All that may have seemed like clear gain is now again called into question. Self-observation was found lacking in women, and yet there certainly are women who observe very closely all that happens to them. They were denied the love of truth, and yet one knows many women who would not tell a lie for anything. It has been said that they are lacking in consciousness of guilt; but there are many women who reproach themselves bitterly for most trifling matters, besides “penitents” who mortify their flesh. Modesty was left to man, but what is to be said of the womanly modesty, that bashfulness, which, according to Hamerling, only women have? Is there no foundation for the way in which the idea has grown and found such acceptance? And then again: Can religion be absent, in spite of so many “professing” women? Are we to exclude all women from the moral purity, all the womanly virtues, which poets and historians have ascribed to her? Are we to say that woman is merely sexual, that sexuality only receives its proper due from her when it is so well known that women are shocked at the slightest allusion to sexual matters, that instead of giving way to it they are often irritated and disgusted at the idea of impurity, and quite often detest sexual union for themselves and regard it just as many men do?
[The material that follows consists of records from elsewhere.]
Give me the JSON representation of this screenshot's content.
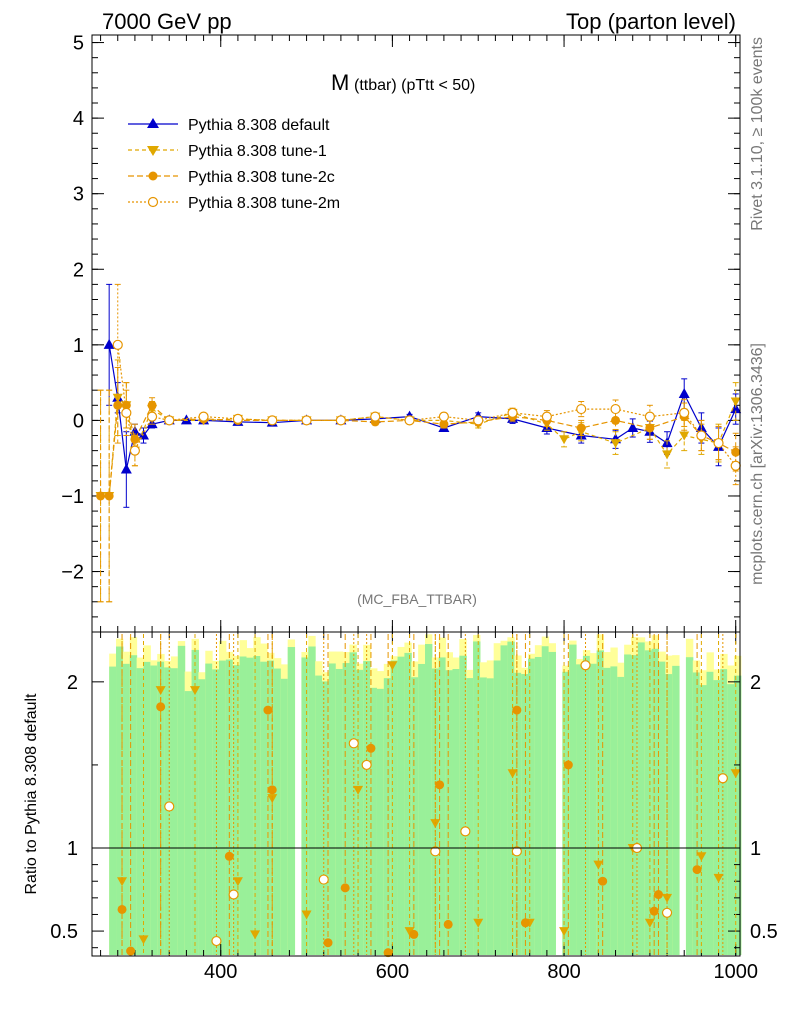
{
  "header": {
    "left": "7000 GeV pp",
    "right": "Top (parton level)"
  },
  "side": {
    "rivet": "Rivet 3.1.10, ≥ 100k events",
    "mcplots": "mcplots.cern.ch [arXiv:1306.3436]"
  },
  "chart_data": {
    "type": "line",
    "title_main": "M",
    "title_sub": "(ttbar) (pTtt < 50)",
    "watermark": "(MC_FBA_TTBAR)",
    "xlabel": "",
    "ylabel": "",
    "ratio_ylabel": "Ratio to Pythia 8.308 default",
    "xlim": [
      250,
      1005
    ],
    "ylim": [
      -2.8,
      5.1
    ],
    "ratio_ylim": [
      0.35,
      2.3
    ],
    "x_ticks": [
      "400",
      "600",
      "800",
      "1000"
    ],
    "x_tick_values": [
      400,
      600,
      800,
      1000
    ],
    "y_ticks": [
      "5",
      "4",
      "3",
      "2",
      "1",
      "0",
      "−1",
      "−2"
    ],
    "y_tick_values": [
      5,
      4,
      3,
      2,
      1,
      0,
      -1,
      -2
    ],
    "ratio_ticks": [
      "2",
      "1",
      "0.5"
    ],
    "ratio_tick_values": [
      2,
      1,
      0.5
    ],
    "series": [
      {
        "name": "Pythia 8.308 default",
        "color": "#0000cc",
        "marker": "triangle-up",
        "dash": "none",
        "x": [
          270,
          280,
          290,
          300,
          310,
          320,
          340,
          360,
          380,
          420,
          460,
          500,
          540,
          580,
          620,
          660,
          700,
          740,
          780,
          820,
          860,
          880,
          900,
          920,
          940,
          960,
          980,
          1000
        ],
        "values": [
          1.0,
          0.3,
          -0.65,
          -0.15,
          -0.2,
          -0.05,
          0.0,
          0.0,
          0.0,
          -0.02,
          -0.03,
          0.0,
          0.0,
          0.02,
          0.05,
          -0.1,
          0.05,
          0.02,
          -0.1,
          -0.2,
          -0.25,
          -0.1,
          -0.15,
          -0.3,
          0.35,
          -0.1,
          -0.35,
          0.15
        ],
        "errors": [
          0.8,
          0.2,
          0.5,
          0.1,
          0.1,
          0.05,
          0.02,
          0.02,
          0.02,
          0.02,
          0.02,
          0.02,
          0.02,
          0.03,
          0.03,
          0.04,
          0.05,
          0.06,
          0.08,
          0.1,
          0.12,
          0.12,
          0.14,
          0.15,
          0.2,
          0.2,
          0.25,
          0.2
        ]
      },
      {
        "name": "Pythia 8.308 tune-1",
        "color": "#e0a800",
        "marker": "triangle-down",
        "dash": "4,3",
        "x": [
          260,
          270,
          280,
          290,
          300,
          320,
          340,
          380,
          420,
          460,
          500,
          540,
          580,
          620,
          660,
          700,
          740,
          780,
          800,
          820,
          860,
          900,
          920,
          940,
          960,
          980,
          1000
        ],
        "values": [
          -1.0,
          -1.0,
          0.3,
          0.2,
          -0.4,
          0.15,
          0.0,
          0.0,
          0.02,
          0.0,
          0.0,
          0.0,
          0.05,
          0.0,
          0.0,
          -0.05,
          0.1,
          -0.05,
          -0.25,
          -0.15,
          -0.3,
          -0.1,
          -0.45,
          -0.2,
          -0.25,
          -0.3,
          0.25
        ],
        "errors": [
          1.4,
          1.4,
          0.5,
          0.3,
          0.2,
          0.1,
          0.02,
          0.02,
          0.02,
          0.02,
          0.02,
          0.03,
          0.03,
          0.04,
          0.05,
          0.05,
          0.06,
          0.08,
          0.1,
          0.12,
          0.15,
          0.15,
          0.18,
          0.2,
          0.2,
          0.25,
          0.25
        ]
      },
      {
        "name": "Pythia 8.308 tune-2c",
        "color": "#e69500",
        "marker": "circle-filled",
        "dash": "6,3",
        "x": [
          260,
          270,
          280,
          290,
          300,
          320,
          340,
          380,
          420,
          460,
          500,
          540,
          580,
          620,
          660,
          700,
          740,
          780,
          820,
          860,
          900,
          940,
          960,
          980,
          1000
        ],
        "values": [
          -1.0,
          -1.0,
          0.2,
          0.2,
          -0.25,
          0.2,
          0.0,
          0.02,
          0.0,
          0.0,
          0.0,
          0.0,
          -0.02,
          0.0,
          -0.05,
          -0.02,
          0.05,
          0.0,
          -0.1,
          0.0,
          -0.1,
          0.05,
          -0.2,
          -0.3,
          -0.42
        ],
        "errors": [
          1.4,
          1.4,
          0.5,
          0.3,
          0.2,
          0.1,
          0.02,
          0.02,
          0.02,
          0.02,
          0.02,
          0.03,
          0.03,
          0.04,
          0.05,
          0.05,
          0.06,
          0.08,
          0.1,
          0.12,
          0.15,
          0.18,
          0.2,
          0.22,
          0.25
        ]
      },
      {
        "name": "Pythia 8.308 tune-2m",
        "color": "#e69500",
        "marker": "circle-open",
        "dash": "2,2",
        "x": [
          280,
          290,
          300,
          320,
          340,
          380,
          420,
          460,
          500,
          540,
          580,
          620,
          660,
          700,
          740,
          780,
          820,
          860,
          900,
          940,
          960,
          980,
          1000
        ],
        "values": [
          1.0,
          0.1,
          -0.4,
          0.05,
          0.0,
          0.05,
          0.02,
          0.0,
          0.0,
          0.0,
          0.05,
          0.0,
          0.05,
          0.0,
          0.1,
          0.05,
          0.15,
          0.15,
          0.05,
          0.1,
          -0.2,
          -0.3,
          -0.6
        ],
        "errors": [
          0.8,
          0.3,
          0.2,
          0.1,
          0.02,
          0.02,
          0.02,
          0.02,
          0.02,
          0.03,
          0.03,
          0.04,
          0.05,
          0.05,
          0.06,
          0.08,
          0.1,
          0.12,
          0.15,
          0.18,
          0.2,
          0.22,
          0.25
        ]
      }
    ],
    "ratio_series": [
      {
        "name": "Pythia 8.308 tune-1",
        "x": [
          285,
          310,
          330,
          370,
          420,
          440,
          460,
          500,
          560,
          600,
          620,
          650,
          700,
          740,
          760,
          800,
          840,
          880,
          900,
          920,
          960,
          980,
          1000
        ],
        "values": [
          0.8,
          0.45,
          1.95,
          1.95,
          0.8,
          0.48,
          1.3,
          0.6,
          1.35,
          2.1,
          0.5,
          1.15,
          0.55,
          1.45,
          0.55,
          0.5,
          0.9,
          1.0,
          0.55,
          0.7,
          0.95,
          0.82,
          1.45
        ]
      },
      {
        "name": "Pythia 8.308 tune-2c",
        "x": [
          285,
          295,
          330,
          410,
          455,
          460,
          525,
          545,
          575,
          595,
          625,
          655,
          665,
          745,
          755,
          805,
          845,
          905,
          910,
          955
        ],
        "values": [
          0.63,
          0.38,
          1.85,
          0.95,
          1.83,
          1.35,
          0.43,
          0.76,
          1.6,
          0.37,
          0.48,
          1.38,
          0.54,
          1.83,
          0.55,
          1.5,
          0.8,
          0.62,
          0.72,
          0.87
        ]
      },
      {
        "name": "Pythia 8.308 tune-2m",
        "x": [
          340,
          395,
          415,
          520,
          555,
          570,
          650,
          685,
          745,
          825,
          885,
          920,
          985
        ],
        "values": [
          1.25,
          0.44,
          0.72,
          0.81,
          1.63,
          1.5,
          0.98,
          1.1,
          0.98,
          2.1,
          1.0,
          0.61,
          1.42
        ]
      }
    ]
  }
}
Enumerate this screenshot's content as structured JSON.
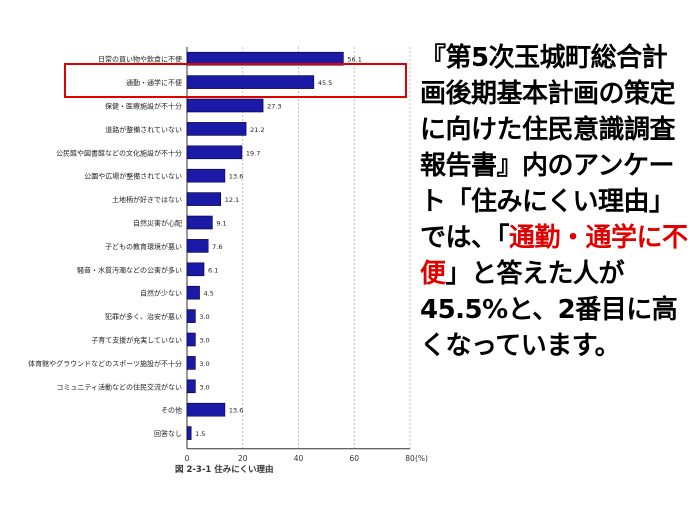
{
  "chart_data": {
    "type": "bar",
    "orientation": "horizontal",
    "categories": [
      "日常の買い物や飲食に不便",
      "通勤・通学に不便",
      "保健・医療施設が不十分",
      "道路が整備されていない",
      "公民館や図書館などの文化施設が不十分",
      "公園や広場が整備されていない",
      "土地柄が好きではない",
      "自然災害が心配",
      "子どもの教育環境が悪い",
      "騒音・水質汚濁などの公害が多い",
      "自然が少ない",
      "犯罪が多く、治安が悪い",
      "子育て支援が充実していない",
      "体育館やグラウンドなどのスポーツ施設が不十分",
      "コミュニティ活動などの住民交流がない",
      "その他",
      "回答なし"
    ],
    "values": [
      56.1,
      45.5,
      27.3,
      21.2,
      19.7,
      13.6,
      12.1,
      9.1,
      7.6,
      6.1,
      4.5,
      3.0,
      3.0,
      3.0,
      3.0,
      13.6,
      1.5
    ],
    "value_labels": [
      "56.1",
      "45.5",
      "27.3",
      "21.2",
      "19.7",
      "13.6",
      "12.1",
      "9.1",
      "7.6",
      "6.1",
      "4.5",
      "3.0",
      "3.0",
      "3.0",
      "3.0",
      "13.6",
      "1.5"
    ],
    "xlim": [
      0,
      80
    ],
    "x_ticks": [
      "0",
      "20",
      "40",
      "60",
      "80"
    ],
    "unit_label": "(%)",
    "grid": true,
    "bar_color": "#1a1aa6",
    "highlight_color": "#e00000",
    "highlighted_category": "通勤・通学に不便",
    "figure_caption": "図 2-3-1 住みにくい理由"
  },
  "caption": {
    "text_before": "『第5次玉城町総合計画後期基本計画の策定に向けた住民意識調査　報告書』内のアンケート「住みにくい理由」では、「",
    "highlight": "通勤・通学に不便",
    "text_after": "」と答えた人が45.5%と、2番目に高くなっています。",
    "highlight_color": "#e00000"
  }
}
It is, of course, manifest that one and the same point is bound up in all these antitheses, and on the answer given to them depends the final and decisive judgment on woman. And it is clear that if only one single female creature were really asexual, or could be shown to have a real relationship to the idea of personal moral worth, everything that I have said about woman, its general value as psychically characteristic of the sex, would be irretrievably demolished, and the whole position which this book has taken up would be shattered at one blow.

These apparently contradictory phenomena must be satisfactorily explained, and it must be shown that what is at the bottom of it all and makes it seem so equivocal arises from the very nature of woman which I have been trying to explain all along.

In order to understand these fallacious contradictions one must first of all remember the tremendous “accessibility,” to use another word, the “impressionability,” of women. Their extraordinary aptitude for anything new, and their easy acceptance of other people’s views have not yet been sufficiently emphasised in this book.

As a rule, the woman adapts herself to the man, his views become hers, his likes and dislikes are shared by her, every word he says is an incentive to her, and the stronger his sexual influence on her the more this is so. Woman does not perceive that this influence which man has on her causes her to deviate from the line of her own development; she does not look upon it as a sort of unwarrantable intrusion; she does not try to shake off what is really an invasion of her private life; she is not ashamed of being receptive; on the contrary, she is really pleased when she can be so, and prefers man to mould her mentally. She rejoices in being dependent, and her expectations from man resolve themselves into the moment when she may be perfectly passive.

But it is not only from her lover (although she would like that best), but also from her father and mother, uncles and aunts, brothers and sisters, near relations and distant acquaintances, that a woman takes what she thinks and believes, being only too glad to get her opinions “ready made.”

It is not only inexperienced girls but even elderly and married women who copy each other in everything, from the nice new dress or pretty coiffure down to the places where they get their things, and the very recipes by which they cook.

And it never seems to occur to them that they are doing something derogatory on their part, as it ought to do if they possessed an individuality of their own and strove to work out their own salvation. A woman’s thoughts and actions have no definite, independent relations to things in themselves; they are not the result of the reaction of her individuality to the world. They accept what is imposed on them gladly, and adhere to it with the greatest firmness. That is why woman is so intolerant when there has been a breach of conventional laws. I must quote an amusing instance, bearing on this side of woman’s character, from Herbert Spencer. It is the custom in various tribes of Indians in North and South America for the men to hunt and fight and leave all the laborious and menial tasks to their wives. The Dakotan women are so imbued with the idea of the reasonableness and fitness of this arrangement that, instead of feeling injured by it, the greatest insult that one of these women can offer to another would be implied in some such words as follows: “You disgraceful creature.... I saw your husband carrying home wood for the fires. What was his wife doing that he had to demean himself by doing woman’s work?”

The extraordinary way in which woman can be influenced by external agencies is similar in its nature to her suggestibility, which is far greater and more general than man’s; they are both in accordance with woman’s desire to play the passive and never the active part in the sexual act and all that leads to it.[19]

[19] The quiescent, inactive, large egg-cells are sought out by the mobile, active, and slender spermatozoa.